Hillary’s Iraq riff won’t fly

28 January 2007 |permalink | email article

Frank Rich has an op-ed in today’s NYT which skewers Hillary Clinton on her struggles to parse formulations about Iraq and suggests that the Democrat’s pre-eminent presidential candidate can’t escape the war any more than W. can. Excerpts:

No wonder last weekend’s “Saturday Night Live” gave us a “Hillary” who said, “Knowing what we know now, that you could vote against the war and still be elected president, I would never have pretended to support it.”

Compounding this problem for Mrs. Clinton is that the theatrics of her fledgling campaign are already echoing the content: they are so overscripted and focus-group bland that they underline rather than combat the perennial criticism that she is a cautious triangulator too willing to trim convictions for political gain.

The image that Mrs. Clinton want to sell is summed up by her frequent invocation of the word middle, as in “I grew up in a middle-class family in the middle of America.” She’s not left or right, you see but exactly in the center where everybody feels safe.
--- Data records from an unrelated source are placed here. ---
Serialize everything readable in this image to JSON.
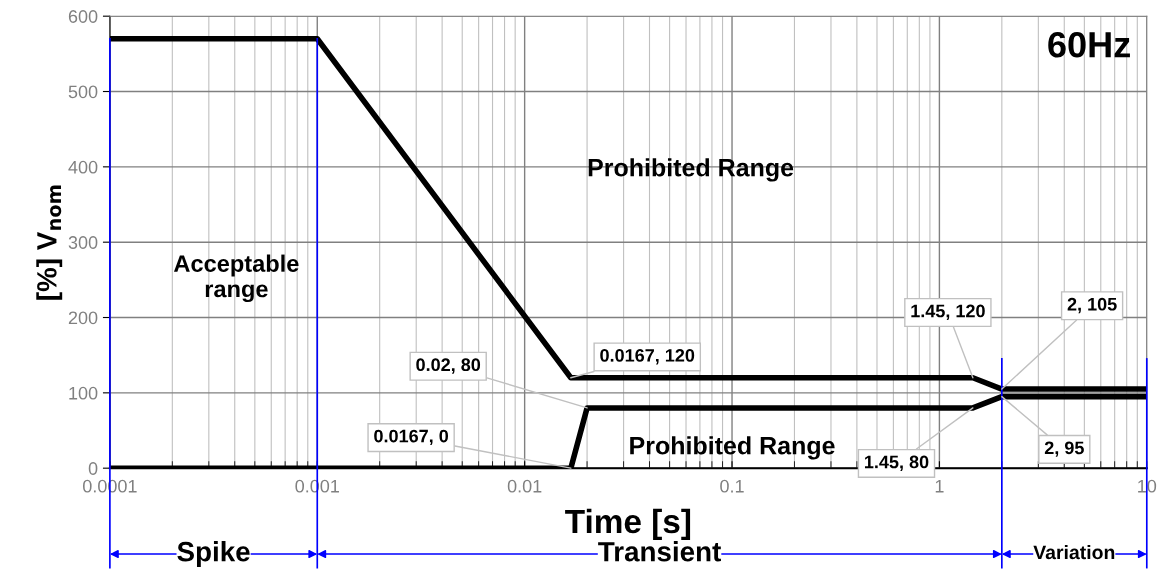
{
  "chart_data": {
    "type": "line",
    "xlabel": "Time [s]",
    "ylabel": "[%] V$_{nom}$",
    "log": "x",
    "xlim": [
      0.0001,
      10
    ],
    "xticks": [
      0.0001,
      0.001,
      0.01,
      0.1,
      1,
      10
    ],
    "ylim": [
      0,
      600
    ],
    "yticks": [
      0,
      100,
      200,
      300,
      400,
      500,
      600
    ],
    "grid": true,
    "marker": "none",
    "line_style": "solid",
    "series": [
      {
        "color": "#000000",
        "x": [
          0.0001,
          0.001,
          0.0167,
          1.45,
          2,
          10
        ],
        "values": [
          570,
          570,
          120,
          120,
          105,
          105
        ]
      },
      {
        "color": "#000000",
        "x": [
          0.0001,
          0.0167,
          0.02,
          1.45,
          2,
          10
        ],
        "values": [
          0,
          0,
          80,
          80,
          95,
          95
        ]
      }
    ],
    "ref_lines": [
      {
        "axis": "x",
        "value": 0.0001,
        "color": "#0000ff"
      },
      {
        "axis": "x",
        "value": 0.001,
        "color": "#0000ff"
      },
      {
        "axis": "x",
        "value": 2,
        "color": "#0000ff"
      },
      {
        "axis": "x",
        "value": 10,
        "color": "#0000ff"
      }
    ],
    "annotations": [
      "60Hz",
      "Acceptable\nrange",
      "Prohibited Range",
      "Prohibited Range",
      "Spike",
      "Transient",
      "Variation",
      {
        "text": "0.0167, 120",
        "x": 0.0167,
        "y": 120
      },
      {
        "text": "0.02, 80",
        "x": 0.02,
        "y": 80
      },
      {
        "text": "0.0167, 0",
        "x": 0.0167,
        "y": 0
      },
      {
        "text": "1.45, 120",
        "x": 1.45,
        "y": 120
      },
      {
        "text": "2, 105",
        "x": 2,
        "y": 105
      },
      {
        "text": "1.45, 80",
        "x": 1.45,
        "y": 80
      },
      {
        "text": "2, 95",
        "x": 2,
        "y": 95
      }
    ]
  }
}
The issue raised by the tragedy in Iraq is not who’s on the left or right, but who is in front and who is behind. Mrs. Clinton has always been a follower of public opinion on the war, not a leader. Now events are outrunning her.

This, in other words, is a moment of crisis in our history and there will be no do-overs. Should Mrs. Clinton actually seek unfiltered exposure to voters, she will learn that they are anxiously waiting to see just who in Washington is brave enough to act.